Getting Started – Advanced Learning

Getting Started

These are thoughts and questions to consider when determining how to use extra resources or enrichment with advanced learners.

  1. Before beginning, pre-assess the student. Advanced learners generally are more engaged and produce more when working in an area of passion. What is their area of greatest interest and how can this be incorporated into all aspects of their learning? How advanced is the student? Do we need further information in terms of testing grade-level knowledge or overall cognitive abilities? What kind of extra challenges will the student be able to do, and will it be with or without adult supervision?
  2. Is there a way to provide greater depth and complexity to the grade-level curriculum in the classroom? Approaching the curriculum from a conceptual perspective and encouraging the student to broaden or deepen their questions can help create greater engagement for advanced learners and all students. Advanced learners are often quick to jump to the `big idea’ before other students; however, their focus can be on taking more time to ask quality questions that help deepen their understanding of a topic.
  3. If additional extension activities are being offered, how will it replace the regular curriculum so as not to overburden the student with an extra work load? For example, if the student is participating in a District Challenge Program, he or she would not be expected to complete work missed while away from class, as the enrichment from the program replaces classroom work.
  4. How will the extra extensions be documented or assessed as part of the reporting process? Is there a student learning plan or IEP in place that documents the work? What will be the process for checking in with the student and where will they work on these extra activities?

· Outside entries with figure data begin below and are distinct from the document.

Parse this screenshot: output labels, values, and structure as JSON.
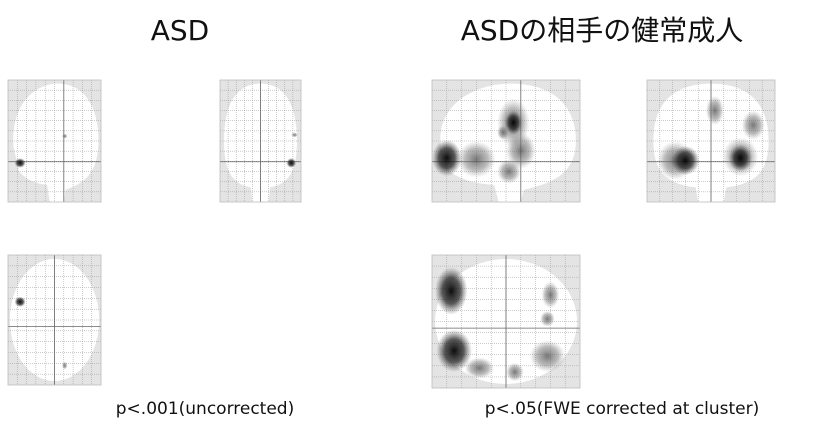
{
  "titles": {
    "left": "ASD",
    "right": "ASDの相手の健常成人"
  },
  "captions": {
    "left": "p<.001(uncorrected)",
    "right": "p<.05(FWE corrected at cluster)"
  }
}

Has the student shown proficiency in grade-level curriculum prior to being provided enrichment, or can they do this through the extra opportunities, replacing classroom work?
  5. Are the extension activities being balanced with grade-level or other school activities to provide the student sufficient time with peers? How are the student`s social and emotional needs being balanced with their cognitive ones?

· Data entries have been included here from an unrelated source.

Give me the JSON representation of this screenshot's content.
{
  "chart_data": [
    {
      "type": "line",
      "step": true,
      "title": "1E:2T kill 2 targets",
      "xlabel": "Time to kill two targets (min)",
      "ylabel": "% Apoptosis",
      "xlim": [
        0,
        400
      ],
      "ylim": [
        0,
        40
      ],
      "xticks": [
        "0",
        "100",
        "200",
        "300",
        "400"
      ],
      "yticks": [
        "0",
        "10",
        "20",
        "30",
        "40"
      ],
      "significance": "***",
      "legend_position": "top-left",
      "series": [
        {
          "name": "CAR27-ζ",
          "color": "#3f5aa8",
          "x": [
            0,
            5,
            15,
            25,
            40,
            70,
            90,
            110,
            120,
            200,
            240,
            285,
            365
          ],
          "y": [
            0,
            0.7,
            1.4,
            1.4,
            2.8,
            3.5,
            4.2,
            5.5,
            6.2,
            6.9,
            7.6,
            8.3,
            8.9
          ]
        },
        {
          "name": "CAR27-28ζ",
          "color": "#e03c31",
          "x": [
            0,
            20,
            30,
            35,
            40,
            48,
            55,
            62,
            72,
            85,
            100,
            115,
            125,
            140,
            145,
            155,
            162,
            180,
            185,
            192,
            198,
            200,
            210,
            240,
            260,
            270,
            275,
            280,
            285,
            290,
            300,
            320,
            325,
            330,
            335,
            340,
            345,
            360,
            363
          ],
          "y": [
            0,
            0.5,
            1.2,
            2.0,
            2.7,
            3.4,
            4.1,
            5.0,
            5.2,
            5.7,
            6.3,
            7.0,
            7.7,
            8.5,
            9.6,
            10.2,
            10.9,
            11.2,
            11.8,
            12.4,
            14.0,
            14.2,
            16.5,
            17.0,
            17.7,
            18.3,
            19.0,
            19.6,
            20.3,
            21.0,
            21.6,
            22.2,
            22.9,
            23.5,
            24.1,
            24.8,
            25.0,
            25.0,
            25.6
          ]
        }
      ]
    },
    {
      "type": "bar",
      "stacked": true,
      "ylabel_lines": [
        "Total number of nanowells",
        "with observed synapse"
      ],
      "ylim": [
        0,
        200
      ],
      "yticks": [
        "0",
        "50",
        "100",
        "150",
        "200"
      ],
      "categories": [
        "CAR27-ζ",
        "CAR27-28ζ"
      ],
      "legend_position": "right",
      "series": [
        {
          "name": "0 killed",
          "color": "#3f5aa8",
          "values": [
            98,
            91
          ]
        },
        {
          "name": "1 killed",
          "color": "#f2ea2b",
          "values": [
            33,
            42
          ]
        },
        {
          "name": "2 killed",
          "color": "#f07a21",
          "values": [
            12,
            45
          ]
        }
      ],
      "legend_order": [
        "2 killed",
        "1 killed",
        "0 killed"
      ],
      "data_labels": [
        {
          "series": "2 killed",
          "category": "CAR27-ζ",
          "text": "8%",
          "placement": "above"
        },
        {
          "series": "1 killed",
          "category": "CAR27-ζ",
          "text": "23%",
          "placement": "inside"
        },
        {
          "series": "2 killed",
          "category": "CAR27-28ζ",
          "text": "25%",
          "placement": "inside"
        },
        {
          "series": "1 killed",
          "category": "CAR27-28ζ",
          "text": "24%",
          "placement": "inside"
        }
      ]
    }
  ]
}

  6. How can the week be structured so the student knows exactly what they are working on from day to day? If a student is working independently, provide variety such that he or she is alternating between online, hands-on, and project work. Also, provide opportunities to work with an adult or to share work products with grade-level peers.
  7. If a student is particularly advanced in a subject area, are they mature enough to consider acceleration or visiting another classroom for that subject area? We encourage students to work within their grade level with extra support, and acceleration is considered only in special circumstances where the student is far advanced in a subject area and has the maturity to work independently in a higher grade level. This decision is made by the school`s resource team and we are happy to assist with these discussions.